Review tub transfers in Total Knee Replacement Rehabilitation

  • Many patients lack sufficient strength, ROM, or agility to step over tub for showering.
  • Place tub chair as far back in tub as possible, facing the faucets. Patient backs up to the tub, sits on the chair, and then lifts the leg over.
  • Tub mats and nonslip stickers for tub floor traction also are recommended.

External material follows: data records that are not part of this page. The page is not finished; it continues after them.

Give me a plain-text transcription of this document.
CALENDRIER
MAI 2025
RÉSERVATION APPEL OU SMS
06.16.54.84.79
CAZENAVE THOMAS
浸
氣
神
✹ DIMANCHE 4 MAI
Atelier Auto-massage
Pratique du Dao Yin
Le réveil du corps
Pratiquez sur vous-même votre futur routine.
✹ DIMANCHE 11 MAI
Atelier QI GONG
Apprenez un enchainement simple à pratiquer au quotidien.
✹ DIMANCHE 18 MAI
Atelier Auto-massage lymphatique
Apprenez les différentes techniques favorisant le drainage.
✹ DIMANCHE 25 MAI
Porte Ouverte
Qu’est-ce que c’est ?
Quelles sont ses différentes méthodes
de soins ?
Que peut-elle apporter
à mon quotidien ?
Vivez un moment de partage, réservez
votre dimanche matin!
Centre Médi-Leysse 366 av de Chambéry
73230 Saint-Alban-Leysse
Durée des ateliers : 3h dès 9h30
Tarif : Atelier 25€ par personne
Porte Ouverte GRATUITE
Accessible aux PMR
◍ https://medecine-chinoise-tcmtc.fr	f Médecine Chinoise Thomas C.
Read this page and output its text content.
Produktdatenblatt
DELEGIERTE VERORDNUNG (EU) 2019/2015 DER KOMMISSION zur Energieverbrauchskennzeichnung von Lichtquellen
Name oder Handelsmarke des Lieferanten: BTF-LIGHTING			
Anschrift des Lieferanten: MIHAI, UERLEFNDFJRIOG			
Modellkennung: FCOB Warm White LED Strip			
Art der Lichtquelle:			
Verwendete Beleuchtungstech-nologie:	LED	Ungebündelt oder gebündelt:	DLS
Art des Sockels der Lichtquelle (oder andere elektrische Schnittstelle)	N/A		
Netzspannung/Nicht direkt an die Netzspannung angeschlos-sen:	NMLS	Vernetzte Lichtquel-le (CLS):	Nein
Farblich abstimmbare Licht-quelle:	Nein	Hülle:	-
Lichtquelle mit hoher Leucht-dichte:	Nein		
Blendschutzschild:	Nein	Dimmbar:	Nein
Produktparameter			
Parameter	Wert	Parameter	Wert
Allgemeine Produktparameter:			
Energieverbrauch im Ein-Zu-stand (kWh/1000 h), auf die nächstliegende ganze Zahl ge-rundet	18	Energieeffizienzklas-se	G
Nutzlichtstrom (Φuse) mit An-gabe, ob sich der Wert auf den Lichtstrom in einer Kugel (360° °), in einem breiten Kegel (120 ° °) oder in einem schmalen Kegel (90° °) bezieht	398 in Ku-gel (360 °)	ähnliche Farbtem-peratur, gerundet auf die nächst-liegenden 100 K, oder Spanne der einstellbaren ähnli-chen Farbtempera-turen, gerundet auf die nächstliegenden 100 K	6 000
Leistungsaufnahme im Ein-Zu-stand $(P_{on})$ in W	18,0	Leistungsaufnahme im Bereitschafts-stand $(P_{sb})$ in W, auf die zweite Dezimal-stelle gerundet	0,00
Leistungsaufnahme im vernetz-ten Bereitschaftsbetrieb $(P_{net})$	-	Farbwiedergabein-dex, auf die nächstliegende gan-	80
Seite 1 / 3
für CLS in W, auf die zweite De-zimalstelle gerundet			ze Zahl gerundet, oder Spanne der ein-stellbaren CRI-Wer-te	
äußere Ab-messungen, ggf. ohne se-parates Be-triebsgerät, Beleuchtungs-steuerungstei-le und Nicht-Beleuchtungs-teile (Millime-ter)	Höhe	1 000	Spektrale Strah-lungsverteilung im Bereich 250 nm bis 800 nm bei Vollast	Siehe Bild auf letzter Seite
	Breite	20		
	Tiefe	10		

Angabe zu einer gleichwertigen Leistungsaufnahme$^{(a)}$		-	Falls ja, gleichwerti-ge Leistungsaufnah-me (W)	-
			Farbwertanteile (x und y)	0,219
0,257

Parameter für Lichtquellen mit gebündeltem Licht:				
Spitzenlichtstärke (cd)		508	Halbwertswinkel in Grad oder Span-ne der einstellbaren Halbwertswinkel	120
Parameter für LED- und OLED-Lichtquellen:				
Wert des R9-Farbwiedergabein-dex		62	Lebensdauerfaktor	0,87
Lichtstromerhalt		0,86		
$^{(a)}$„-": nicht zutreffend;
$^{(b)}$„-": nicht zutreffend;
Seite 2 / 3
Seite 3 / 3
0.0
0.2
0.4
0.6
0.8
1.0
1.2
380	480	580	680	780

6 weeks onwards in Total Knee Replacement Rehabilitation

  • Begin weight bearing as tolerated with ambulatory aid, if this has not already begun.
  • Perform wall slides and lunges.
  • Perform step ups.
  • Begin closed chain knee exercises on total gym and progress over 4-5 weeks for bilateral lower extremities.
  • Perform cone walking with progression.
  • Progress to stationary bicycling.

Know more about Knee Replacement Here- Knee Replacement Wiki Resource

Other Considerations For the next 4-6 weeks after surgery

  • Avoid sexual intercourse. Sexual activity can usually be resumed after your 6-week follow-up appointment.
  • You can usually return to work within two to three months, or as instructed by your doctor.
  • You should not drive a car until after the 6-week follow-up appointment.
  • Continue to wear elastic stockings (TEDS) until your return appointment.
  • No shower or tub bath until after staples are removed.
  • When using heat or ice, remember not to get your incision wet before your staples are removed.